Using ddrescue to recover a RAID disk with many bad blocks

Often when one drive in an array fails, other drives in the array may also develop problems since all drives in the array are subject to the exact same wear and environment. In some cases a critical drive may have excessive bad blocks, causing a rebuild to appear hang. In this case, one possible solution is to use Linux ddrescue.

The basic process is to copy all readable blocks to another disk and using the copied disk to be rebuild the array. This is not guaranteed to recover all data as some blocks will not be readable, but there is a potential that the bad blocks were not yet used for file storage.

Since the DDF pointer is in the very last block of the disk, it's critical that disk copied to be the exact same size and geometry as the bad block disk, which means you must use the same drive make and model.

Now some Linux distributions include ddrescue, but it is suggested to download and use SystemRescueCD. SystemRescueCd is a Linux system rescue disk available as a bootable CD-ROM or USB stick for administrating or repairing your system and includes all the needed tools.

The SystemRescueCD can be downloaded from:

    http://www.sysresccd.org/MainPage

As of 10/27/2009 the iso is version 1.3.1 and is 238 MB in size.

The procedure is to record the drives serial numbers (you need to know which drive is the source and which the copy), connect both drives to the Linux host then boot from SystemRescueCD. Getting the drive order correct is critical. Reversing the order will zero out your critical source disk and the array will be lost.

Once booted "fdisk -l" should show the two drives, perhaps /dev/sda and /dev/sdb.

In order to determine which is the source disk, you can use smartmontools.

    smartctl -a /dev/sda | more
    smartctl -a /dev/sdb | more


Another way to determine drive serial numbers is with hdparm.

    hdparm –I /dev/sda
    hdparm –I /dev/sdb


Another useful way to check is to use 'fdisk -l'. The new disk will be unpartitioned, the source disk will probably have partitions and fdisk will show these.

Note the serial numbers, they will tell you which drive is which. Suppose /dev/sda is the source disk for this example.

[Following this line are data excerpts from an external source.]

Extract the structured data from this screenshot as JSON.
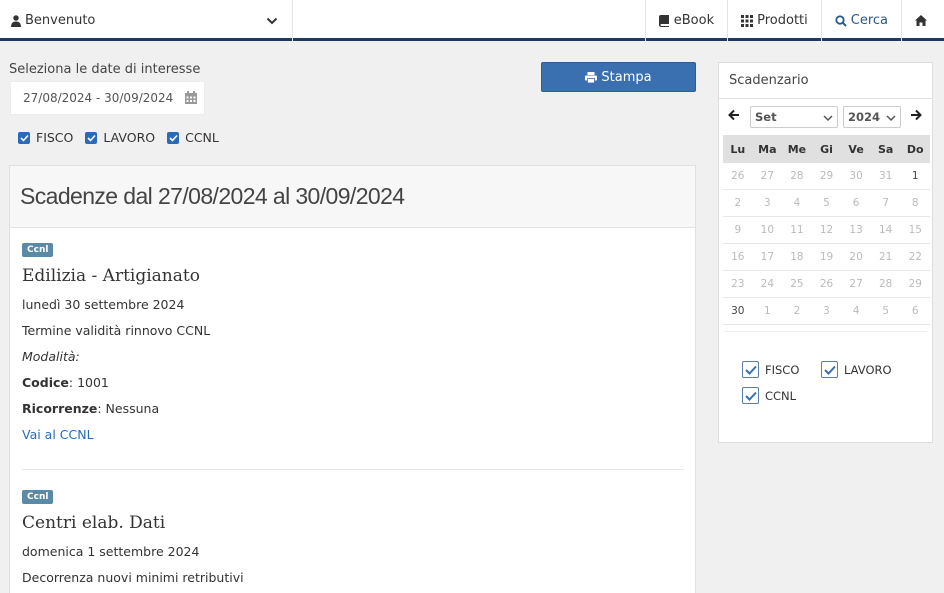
{
  "topbar": {
    "user_label": "Benvenuto",
    "nav": [
      {
        "label": "eBook",
        "icon": "book-icon"
      },
      {
        "label": "Prodotti",
        "icon": "grid-icon"
      },
      {
        "label": "Cerca",
        "icon": "search-icon"
      },
      {
        "label": "",
        "icon": "home-icon"
      }
    ]
  },
  "filters": {
    "date_label": "Seleziona le date di interesse",
    "date_value": "27/08/2024 - 30/09/2024",
    "print_label": "Stampa",
    "checks": [
      {
        "label": "FISCO",
        "checked": true
      },
      {
        "label": "LAVORO",
        "checked": true
      },
      {
        "label": "CCNL",
        "checked": true
      }
    ]
  },
  "results": {
    "heading": "Scadenze dal 27/08/2024 al 30/09/2024",
    "entries": [
      {
        "badge": "Ccnl",
        "title": "Edilizia - Artigianato",
        "date": "lunedì 30 settembre 2024",
        "description": "Termine validità rinnovo CCNL",
        "modalita_label": "Modalità:",
        "codice_label": "Codice",
        "codice_value": ": 1001",
        "ricorrenze_label": "Ricorrenze",
        "ricorrenze_value": ": Nessuna",
        "link": "Vai al CCNL"
      },
      {
        "badge": "Ccnl",
        "title": "Centri elab. Dati",
        "date": "domenica 1 settembre 2024",
        "description": "Decorrenza nuovi minimi retributivi"
      }
    ]
  },
  "scadenzario": {
    "title": "Scadenzario",
    "month": "Set",
    "year": "2024",
    "weekdays": [
      "Lu",
      "Ma",
      "Me",
      "Gi",
      "Ve",
      "Sa",
      "Do"
    ],
    "weeks": [
      [
        {
          "d": "26",
          "cur": false
        },
        {
          "d": "27",
          "cur": false
        },
        {
          "d": "28",
          "cur": false
        },
        {
          "d": "29",
          "cur": false
        },
        {
          "d": "30",
          "cur": false
        },
        {
          "d": "31",
          "cur": false
        },
        {
          "d": "1",
          "cur": true
        }
      ],
      [
        {
          "d": "2",
          "cur": false
        },
        {
          "d": "3",
          "cur": false
        },
        {
          "d": "4",
          "cur": false
        },
        {
          "d": "5",
          "cur": false
        },
        {
          "d": "6",
          "cur": false
        },
        {
          "d": "7",
          "cur": false
        },
        {
          "d": "8",
          "cur": false
        }
      ],
      [
        {
          "d": "9",
          "cur": false
        },
        {
          "d": "10",
          "cur": false
        },
        {
          "d": "11",
          "cur": false
        },
        {
          "d": "12",
          "cur": false
        },
        {
          "d": "13",
          "cur": false
        },
        {
          "d": "14",
          "cur": false
        },
        {
          "d": "15",
          "cur": false
        }
      ],
      [
        {
          "d": "16",
          "cur": false
        },
        {
          "d": "17",
          "cur": false
        },
        {
          "d": "18",
          "cur": false
        },
        {
          "d": "19",
          "cur": false
        },
        {
          "d": "20",
          "cur": false
        },
        {
          "d": "21",
          "cur": false
        },
        {
          "d": "22",
          "cur": false
        }
      ],
      [
        {
          "d": "23",
          "cur": false
        },
        {
          "d": "24",
          "cur": false
        },
        {
          "d": "25",
          "cur": false
        },
        {
          "d": "26",
          "cur": false
        },
        {
          "d": "27",
          "cur": false
        },
        {
          "d": "28",
          "cur": false
        },
        {
          "d": "29",
          "cur": false
        }
      ],
      [
        {
          "d": "30",
          "cur": true
        },
        {
          "d": "1",
          "cur": false
        },
        {
          "d": "2",
          "cur": false
        },
        {
          "d": "3",
          "cur": false
        },
        {
          "d": "4",
          "cur": false
        },
        {
          "d": "5",
          "cur": false
        },
        {
          "d": "6",
          "cur": false
        }
      ]
    ],
    "legend": [
      {
        "label": "FISCO",
        "checked": true
      },
      {
        "label": "LAVORO",
        "checked": true
      },
      {
        "label": "CCNL",
        "checked": true
      }
    ]
  },
  "colors": {
    "accent": "#3a6fb0",
    "topbar_border": "#1f3a5f",
    "badge": "#5a8aa5",
    "link": "#2a6ab8"
  }
}
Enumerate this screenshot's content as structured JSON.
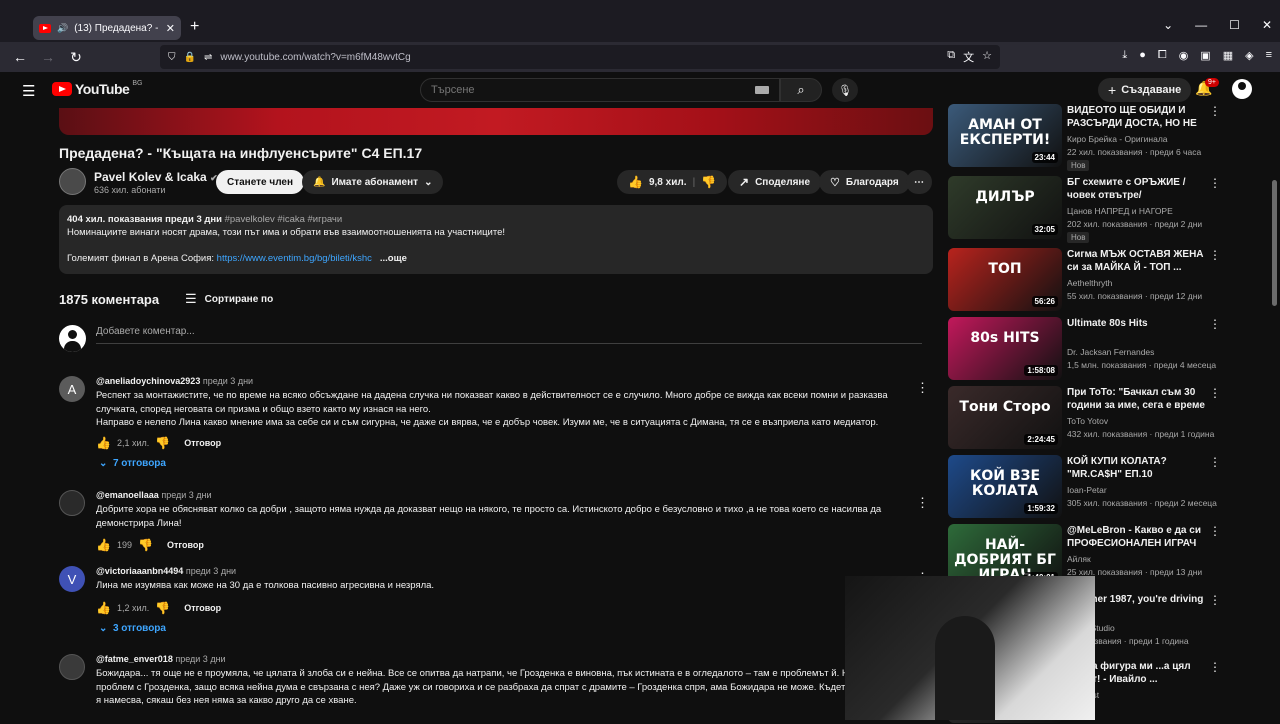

Next use ddrescue to copy the disk. The basic procedure is...

    ddrescue /dev/sda /dev/sdb

Ddrescue is designed for recovery and the defaults can be used. However it is possible for ddrescue to do many read retries in hopes of recovering more data. This can make recovery considerably longer. Ddrescue has taken as long as 4 days to run on a failing 1TB disk.

More detailed recovery procedures are available from the web.

----------------------------------

Another method is using a variant named ddrescue.

dd
rescue is simpler to run.

Home Page

    http://www.garloff.de/kurt/linux/ddrescue/

Usage…

    http://www.forensicswiki.org/wiki/Ddrescue

From the webpage above…

    Sample usage

    Here is a common ddrescue command:

    UNIX/Linux

    $ dd
rescue /dev/hda myfile.img

Dd_rescue has few options and recovers to an image file. This can cause problems recovering disks 1TB or larger. Not only will you need 1TB or more free disk space to recover the image, you'll then have to write the image file to another disk. If you have the disk space available, writing to a destination file is safer than a disk copy with ddrescue as there is no possibility of overwriting the source disk with the contents of a blank disk.